Le Congo renoue avec l’un de ses plus grands trésors miniers. À l’occasion de la conférence « Mining on Top Africa » organisée les 7 et 8 juillet 2026 à Paris, le ministre des Industries minières et de la Géologie, Urbain Fiacre Opo, a confirmé la relance de la production industrielle de potasse sur le site de Mboukoumassi. Les premiers essais sont programmés pour la fin de l’année 2026 et la mise en exploitation commerciale au premier trimestre 2027. Une nouvelle qui redonne vie à une filière à l’arrêt depuis 1977.

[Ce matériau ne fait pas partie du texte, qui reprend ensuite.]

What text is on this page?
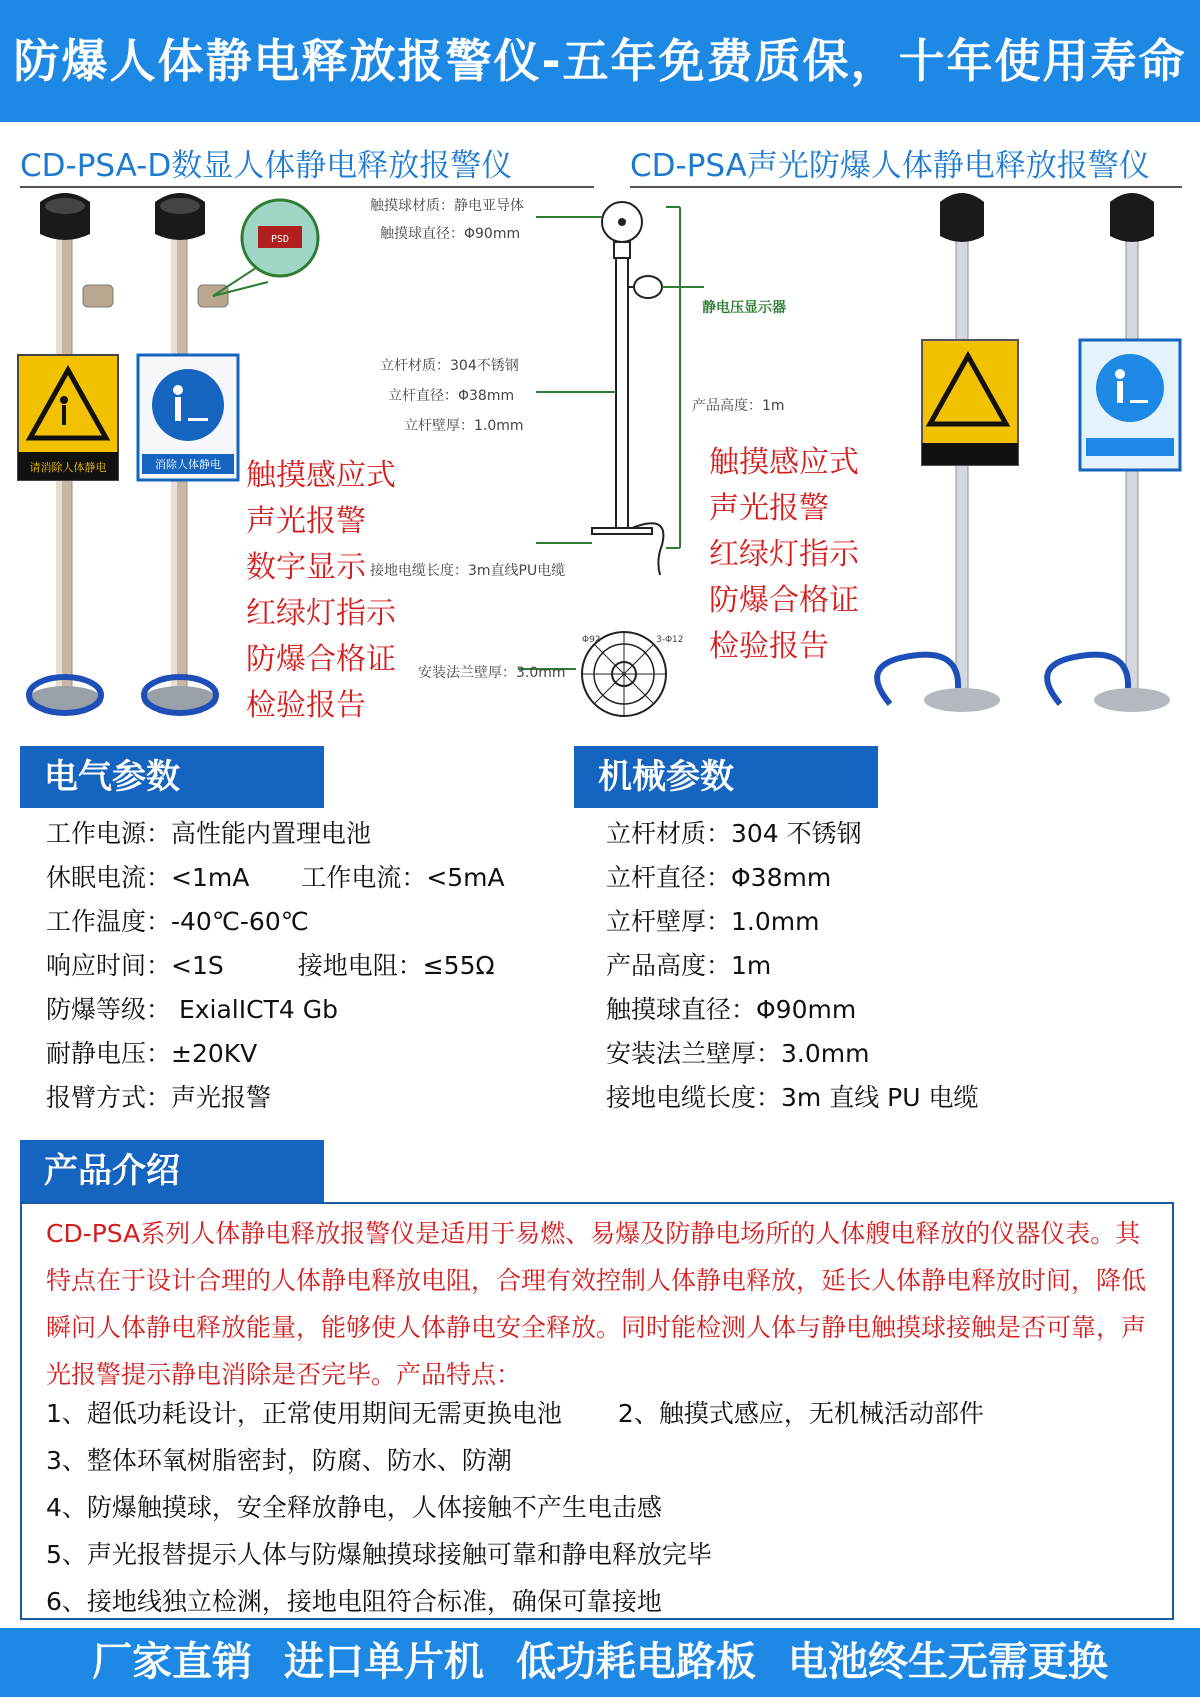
防爆人体静电释放报警仪-五年免费质保，十年使用寿命
CD-PSA-D数显人体静电释放报警仪	CD-PSA声光防爆人体静电释放报警仪
请消除人体静电	消除人体静电
PSD
触摸球材质：静电亚导体
触摸球直径：Φ90mm
静电压显示器
立杆材质：304不锈钢
立杆直径：Φ38mm
立杆壁厚：1.0mm
产品高度：1m
接地电缆长度：3m直线PU电缆
安装法兰壁厚：3.0mm
Φ92	3-Φ12
触摸感应式
声光报警
数字显示
红绿灯指示
防爆合格证
检验报告
触摸感应式
声光报警
红绿灯指示
防爆合格证
检验报告
电气参数
工作电源：高性能内置理电池
休眠电流：<1mA 工作电流：<5mA
工作温度：-40℃-60℃
响应时间：<1S	接地电阻：≤55Ω
防爆等级： ExialICT4 Gb
耐静电压：±20KV
报臂方式：声光报警
机械参数
立杆材质：304 不锈钢
立杆直径：Φ38mm
立杆壁厚：1.0mm
产品高度：1m
触摸球直径：Φ90mm
安装法兰壁厚：3.0mm
接地电缆长度：3m 直线 PU 电缆
产品介绍
CD-PSA系列人体静电释放报警仪是适用于易燃、易爆及防静电场所的人体艘电释放的仪器仪表。其特点在于设计合理的人体静电释放电阻，合理有效控制人体静电释放，延长人体静电释放时间，降低瞬问人体静电释放能量，能够使人体静电安全释放。同时能检测人体与静电触摸球接触是否可靠，声光报警提示静电消除是否完毕。产品特点：
1、超低功耗设计，正常使用期间无需更换电池 2、触摸式感应，无机械活动部件
3、整体环氧树脂密封，防腐、防水、防潮
4、防爆触摸球，安全释放静电，人体接触不产生电击感
5、声光报替提示人体与防爆触摸球接触可靠和静电释放完毕
6、接地线独立检渊，接地电阻符合标准，确保可靠接地
厂家直销 进口单片机 低功耗电路板 电池终生无需更换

Implanté dans le département du Kouilou, au sud-ouest de Pointe-Noire, le gisement de Mboukoumassi est développé par la filière congolaise du groupe chinois Luyuan Mines Investment. La construction de l’usine, entamée en 2018, avait été suspendue en 2020 suite à des difficultés de financement, avant de reprendre en 2023. Aujourd’hui, les travaux s’accélèrent pour honorer les échéances fixées.
Selon la convention minière, la première phase de production atteindra 600 000 tonnes de chlorure de potassium par an, avec un objectif de montée en puissance jusqu’à 2 millions de tonnes annuelles. Cette potasse est destinée principalement à la fabrication d’engrais agricoles, un marché porté par la croissance démographique mondiale et les impératifs de sécurité alimentaire.
La relance de Mboukoumassi suscite également l’intérêt d’investisseurs de premier plan. Le milliardaire nigérian Aliko Dangote envisage un investissement de 3 milliards de dollars (environ 1 950 milliards de francs CFA) pour développer cette filière et valoriser les importantes réserves du sous-sol congolais. Cet apport extérieur pourrait accélérer les retombées économiques : création de milliers d’emplois directs et indirects, modernisation des infrastructures industrielles et renforcement des exportations.
Pour Brazzaville, ce projet minier est un pilier de la diversification économique. Avec des réserves extractibles estimées à 242,5 millions de tonnes, le potentiel de Mboukoumassi place le Congo sur la voie d’une réduction de sa dépendance aux hydrocarbures et d’une intégration dans les chaînes d’approvisionnement mondiales de matières premières stratégiques.